How many times have you heard this one:
you must always run a PoC because things just don’t add up”
Well, actually things add up perfectly. Almost everyone just misses one vital step: WHERE DO YOU MEASURE.
The answer is usually simple: “In the desktop”. Seems ok, but then I ask why they are not measuring on the storage itself. Most responses I get is people going into a blank stare.
Teaser alert: Linked Clones
So let’s say we already have XP or Windows 7 VM’s where we are measuring in. Inside the OS we might see 8-10 IOPS typically, and I’m not even starting on the read-write ratio (that is another blogpost). At the same time, everyone is using linked clones “because you should”, and exactly that is where things go wrong: Almost nobody takes the impact of linked clones on storage into account. This appears to be the “mysterious factor” where things tend to go wrong.
The impact of linked clones on storage I/O
In order to determine the impact a linked clone has on storage I/O, we must first of all determine what a linked clone is. To no surprise, a linked clone behaves exactly like a snapshot. This is basically because a linked clone IS a snapshot, nothing more. There are just multiple snapshots taken from the same base image (in View called the replica). Looking at one of my older blogposts, I discovered I had already done my homework on snapshots: “Performance impact when using VMware snapshots“. In this post is a very clear conclusion on the impact of VMware snapshots on the underlying storage:
“The simple fact of having a snapshot to a VM means that all Read Operations of this VM grow with a factor 2 (!). On top of that, when the VM writes a block that was not written to the snapshot before you also need twice the Write Operations on that VM. This is due to the fact that VMware has to update the table of “where to find what block” (snapshot or base disk). This impacts performance significantly!”

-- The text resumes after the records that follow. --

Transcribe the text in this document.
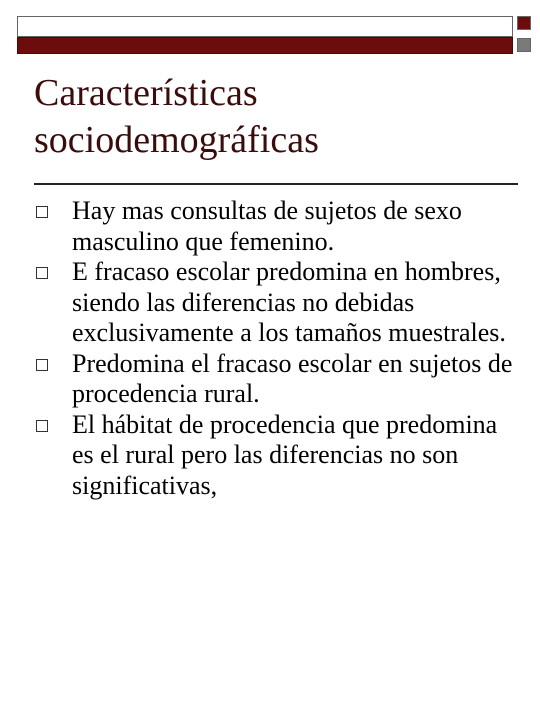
Características
sociodemográficas
Hay mas consultas de sujetos de sexo masculino que femenino.
E fracaso escolar predomina en hombres, siendo las diferencias no debidas exclusivamente a los tamaños muestrales.
Predomina el fracaso escolar en sujetos de procedencia rural.
El hábitat de procedencia que predomina es el rural pero las diferencias no son significativas,
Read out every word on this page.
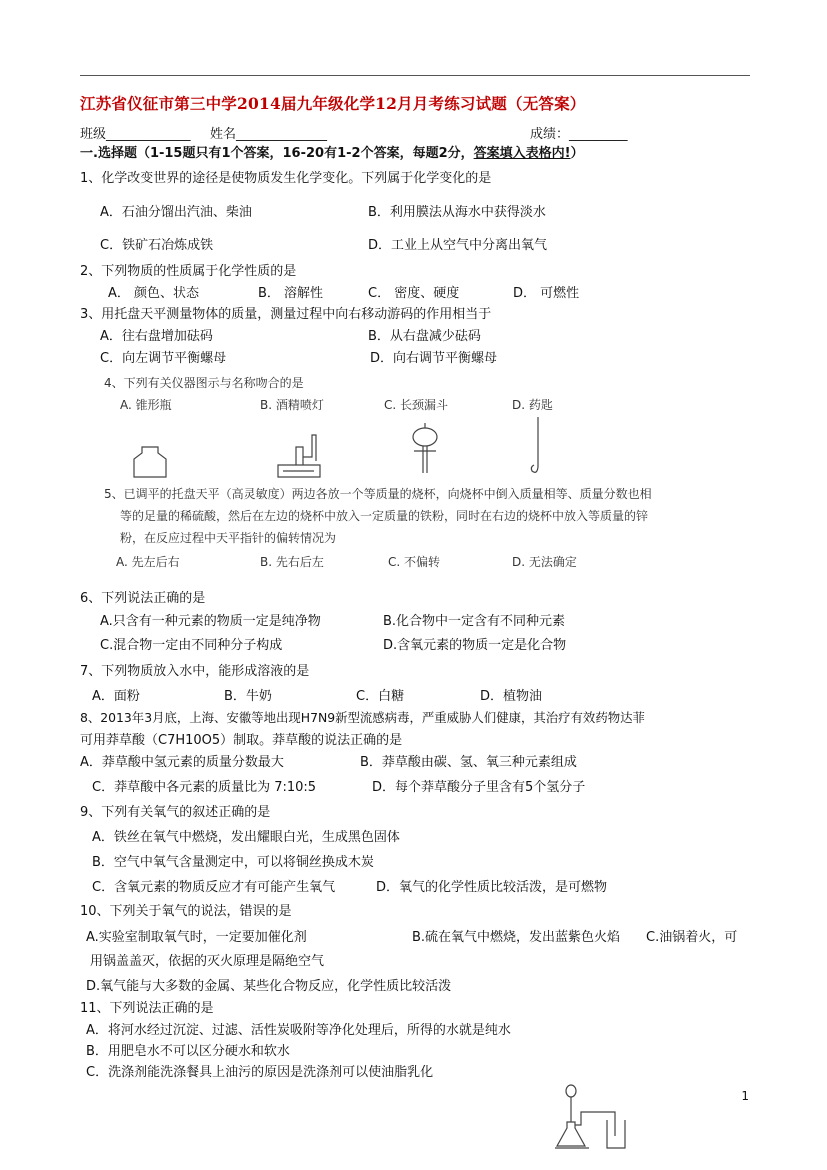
江苏省仪征市第三中学2014届九年级化学12月月考练习试题（无答案）
班级_____________ 姓名______________	成绩：_________
一.选择题（1-15题只有1个答案，16-20有1-2个答案，每题2分，答案填入表格内!）
1、化学改变世界的途径是使物质发生化学变化。下列属于化学变化的是
A．石油分馏出汽油、柴油	B．利用膜法从海水中获得淡水
C．铁矿石冶炼成铁	D．工业上从空气中分离出氧气
2、下列物质的性质属于化学性质的是
A． 颜色、状态	B． 溶解性	C． 密度、硬度	D． 可燃性
3、用托盘天平测量物体的质量，测量过程中向右移动游码的作用相当于
A．往右盘增加砝码	B．从右盘减少砝码
C．向左调节平衡螺母	D．向右调节平衡螺母
4、下列有关仪器图示与名称吻合的是
A. 锥形瓶	B. 酒精喷灯	C. 长颈漏斗	D. 药匙
5、已调平的托盘天平（高灵敏度）两边各放一个等质量的烧杯，向烧杯中倒入质量相等、质量分数也相
等的足量的稀硫酸，然后在左边的烧杯中放入一定质量的铁粉，同时在右边的烧杯中放入等质量的锌
粉，在反应过程中天平指针的偏转情况为
A. 先左后右	B. 先右后左	C. 不偏转	D. 无法确定
6、下列说法正确的是
A.只含有一种元素的物质一定是纯净物	B.化合物中一定含有不同种元素
C.混合物一定由不同种分子构成	D.含氧元素的物质一定是化合物
7、下列物质放入水中，能形成溶液的是
A．面粉	B．牛奶	C．白糖	D．植物油
8、2013年3月底，上海、安徽等地出现H7N9新型流感病毒，严重威胁人们健康，其治疗有效药物达菲
可用莽草酸（C7H10O5）制取。莽草酸的说法正确的是
A．莽草酸中氢元素的质量分数最大	B．莽草酸由碳、氢、氧三种元素组成
C．莽草酸中各元素的质量比为 7:10:5	D．每个莽草酸分子里含有5个氢分子
9、下列有关氧气的叙述正确的是
A．铁丝在氧气中燃烧，发出耀眼白光，生成黑色固体
B．空气中氧气含量测定中，可以将铜丝换成木炭
C．含氧元素的物质反应才有可能产生氧气	D．氧气的化学性质比较活泼，是可燃物
10、下列关于氧气的说法，错误的是
A.实验室制取氧气时，一定要加催化剂	B.硫在氧气中燃烧，发出蓝紫色火焰 C.油锅着火，可
用锅盖盖灭，依据的灭火原理是隔绝空气
D.氧气能与大多数的金属、某些化合物反应，化学性质比较活泼
11、下列说法正确的是
A．将河水经过沉淀、过滤、活性炭吸附等净化处理后，所得的水就是纯水
B．用肥皂水不可以区分硬水和软水
C．洗涤剂能洗涤餐具上油污的原因是洗涤剂可以使油脂乳化
1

In case you still wonder why VMware once came up with 6 IOPS per desktop: This is exactly why. Yes a tuned desktop might use 6 IOPS on average, but the same desktop using linked clones will use at least twice that amount of IOPS. Exactly, the 12-14 IOPS everyone uses in their sizings!

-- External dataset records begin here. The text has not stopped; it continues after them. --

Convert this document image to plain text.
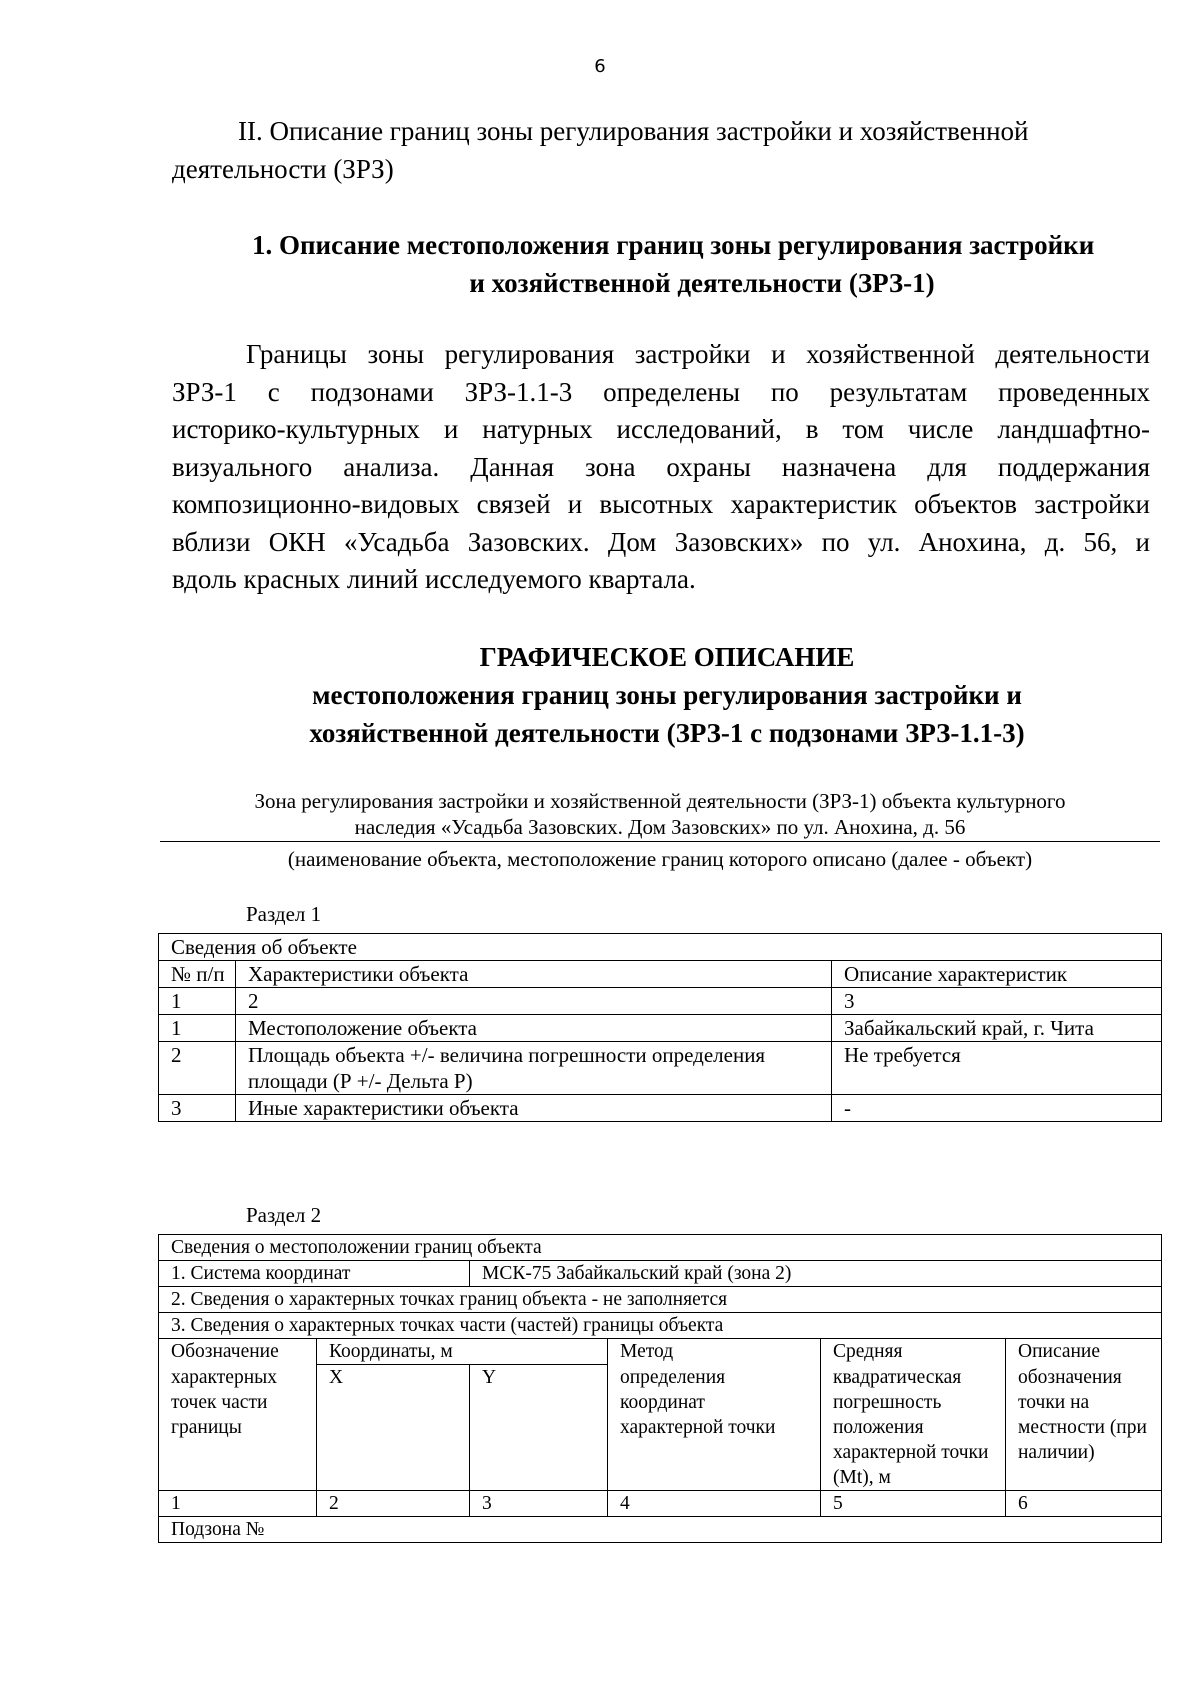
6
II. Описание границ зоны регулирования застройки и хозяйственной
деятельности (ЗРЗ)
1. Описание местоположения границ зоны регулирования застройки
и хозяйственной деятельности (ЗРЗ-1)
Границы зоны регулирования застройки и хозяйственной деятельности
ЗРЗ-1 с подзонами ЗРЗ-1.1-3 определены по результатам проведенных
историко-культурных и натурных исследований, в том числе ландшафтно-
визуального анализа. Данная зона охраны назначена для поддержания
композиционно-видовых связей и высотных характеристик объектов застройки
вблизи ОКН «Усадьба Зазовских. Дом Зазовских» по ул. Анохина, д. 56, и
вдоль красных линий исследуемого квартала.
ГРАФИЧЕСКОЕ ОПИСАНИЕ
местоположения границ зоны регулирования застройки и
хозяйственной деятельности (ЗРЗ-1 с подзонами ЗРЗ-1.1-3)
Зона регулирования застройки и хозяйственной деятельности (ЗРЗ-1) объекта культурного
наследия «Усадьба Зазовских. Дом Зазовских» по ул. Анохина, д. 56
(наименование объекта, местоположение границ которого описано (далее - объект)
Раздел 1
Сведения об объекте		
№ п/п	Характеристики объекта	Описание характеристик
1	2	3
1	Местоположение объекта	Забайкальский край, г. Чита
2	Площадь объекта +/- величина погрешности определения площади (Р +/- Дельта Р)	Не требуется
3	Иные характеристики объекта	-
Раздел 2
Сведения о местоположении границ объекта					
1. Система координат		МСК-75 Забайкальский край (зона 2)			
2. Сведения о характерных точках границ объекта - не заполняется					
3. Сведения о характерных точках части (частей) границы объекта					
Обозначение	Координаты, м		Метод	Средняя	Описание
характерных точек части границы	X	Y	определения координат характерной точки	квадратическая погрешность положения характерной точки (Mt), м	обозначения точки на местности (при наличии)
1	2	3	4	5	6
Подзона №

If you previously did not account for linked clones impact on storage sizing: Be afraid and check out the facts: Using VMware View’s linked clones multiplies storage read operations by a factor TWO. Period. If you did not account for it, and did not do a PoC where the reads where “mysteriously” different and corrected for, things are likely to get ugly.
Writes are impacted too, especially when you “refresh” a number of vDesktops. This is because refreshing means building a new linked clone from scratch, which in turn means a growing snapshot file, which in turn means double write operations (VMware needs to write the pointer to the data in the snapshot file and the data itself). Especially when you run your linked clones on RAID5, you can have a heavy impact on write performance, much bigger then you might have expected/calculated. The randomness of these writes on the storage array will almost never deliver a full-stripe write, which means you end up with a write penalty of 4 or effectively even 8 (!!) if the block that is written was not part of the linked clone yet.